Nebraska’s seasoned secondary could be a problem for quarterbacks next season
LINCOLN, Neb. — In the span of a few throws at practice Thursday, Nebraska’s secondary changed the narrative of the Huskers quarterback battle.
Redshirt junior Tanner Lee and redshirt freshman Patrick O’Brien switched off throwing in tight windows near the end zone during a 7-on-7-type drill. First, Lee was intercepted. Then O’Brien. Then Lee. Then Lee again. Then O’Brien again.
By the end of the drill, Nebraska’s defensive backs were swatting at nearly every ball. They seemed to expect incompletions from two quarterbacks who have been completing about 70 percent of their passes this spring.
After practice, Huskers coach Mike Riley wasn’t bashful. He likes his quarterbacks, but he loves his secondary.
“I think the secondary, it should be a strength with the veteran players we have and the growth of some young people like Lamar [Jackson],” Riley said. “I’m excited about that group.”
Nebraska’s corners and safeties have new coaches and are transitioning into a new set of obligations in defensive coordinator Bob Diaco’s 3-4 scheme. And yet, it seems, they’ve grown the most in two weeks of spring practice.
Nebraska finished 10th in the Big Ten in passing defense last season and seventh in pass-defense efficiency. Using the small sample size this spring, Nebraska’s offensive coaches say the secondary is improving drastically.
“I think they’ve been really good in the back end showing something and then playing something else,” offensive coordinator Danny Langsdorf said Thursday. “We’ve gotten caught a few times being wrong.”
Wide receivers coach Keith Williams says the defense is difficult to read for quarterbacks and receivers. And, later this year, that could be a problem for opposing offenses.
“It’s difficult even if you’re used to it because it can be something different every time, and even the same coverages are not necessarily ran the same by the defense,” Williams said. “So you have to think on the run, you have to read your playbook, you have to use all your clues pre-snap, you have to recognize what the defense is doing.

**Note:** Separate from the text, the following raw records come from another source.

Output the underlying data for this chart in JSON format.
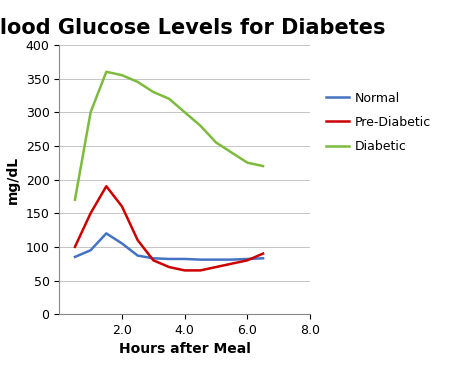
{
  "title": "Blood Glucose Levels for Diabetes",
  "xlabel": "Hours after Meal",
  "ylabel": "mg/dL",
  "xlim": [
    0,
    8.0
  ],
  "ylim": [
    0,
    400
  ],
  "xticks": [
    2.0,
    4.0,
    6.0,
    8.0
  ],
  "yticks": [
    0,
    50,
    100,
    150,
    200,
    250,
    300,
    350,
    400
  ],
  "normal": {
    "x": [
      0.5,
      1.0,
      1.5,
      2.0,
      2.5,
      3.0,
      3.5,
      4.0,
      4.5,
      5.0,
      5.5,
      6.0,
      6.5
    ],
    "y": [
      85,
      95,
      120,
      105,
      87,
      83,
      82,
      82,
      81,
      81,
      81,
      82,
      83
    ],
    "color": "#4472C4",
    "label": "Normal"
  },
  "prediabetic": {
    "x": [
      0.5,
      1.0,
      1.5,
      2.0,
      2.5,
      3.0,
      3.5,
      4.0,
      4.5,
      5.0,
      5.5,
      6.0,
      6.5
    ],
    "y": [
      100,
      150,
      190,
      160,
      110,
      80,
      70,
      65,
      65,
      70,
      75,
      80,
      90
    ],
    "color": "#CC0000",
    "label": "Pre-Diabetic"
  },
  "diabetic": {
    "x": [
      0.5,
      1.0,
      1.5,
      2.0,
      2.5,
      3.0,
      3.5,
      4.0,
      4.5,
      5.0,
      5.5,
      6.0,
      6.5
    ],
    "y": [
      170,
      300,
      360,
      355,
      345,
      330,
      320,
      300,
      280,
      255,
      240,
      225,
      220
    ],
    "color": "#7CBB3C",
    "label": "Diabetic"
  },
  "title_fontsize": 15,
  "axis_label_fontsize": 10,
  "tick_fontsize": 9,
  "legend_fontsize": 9,
  "background_color": "#FFFFFF",
  "grid_color": "#BBBBBB",
  "line_width": 1.8
}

“So it’s not easy. That’s why it’s good if a defense can get away with playing like that. And ours can, it looks like.”
Sophomore safety Aaron Williams said the disguises aren’t much different than what the Blackshirts used last year in former defensive coordinator Mark Banker’s 4-3 defense. But the secondary’s job in Diaco’s defense is more fluid, which gives it more freedom.
“You gotta be able to play off each other and be able to think on the fly. Instead of going to one certain spot, you have to think and react,” Williams said.
Safeties coach Bob Elliott called Williams one of the smartest players he’s ever coached. Williams said Elliott was being “overgenerous,” and in reality the entire secondary is benefiting from Elliott’s direction and 40 years of coaching.
“His teaching is helpful because he can take what you’ve been doing and he can critique you with different techniques he taught in the past,” Williams said. “So he works with what you already know and what you already do, so you just improve on what you’re doing.”
One way Elliott’s done that is by moving incoming senior cornerback Joshua Kalu to safety next to Williams. Kalu was a starting corner last season but was recruited as a safety by Bo Pelini’s staff. On Thursday, for the first time, Kalu was moved to safety and sophomore Jackson filled in at corner, with senior corner Chris Jones on the other side.
The move puts Kalu in space to make more plays, Williams said. Plus, it puts Jackson on the field, which coaches have been trying to do for months.
“Kalu is a good athlete. He’s a smart player, so he can get it. He caught on well,” Williams said. “I think the transition, it was a nice look. I like it. I know Kalu was for it. He enjoyed it.”
Williams says he thinks the secondary has learned about half of the new defensive scheme. After spring break, the group likely will learn the rest before the end of spring practice.
This all means that if the secondary is a strength this early in the spring — with half of the defense implemented and just a few months working with new defensive coaches — there’s no telling the potential of the Huskers secondary.
“I’m excited about that group,” Riley said.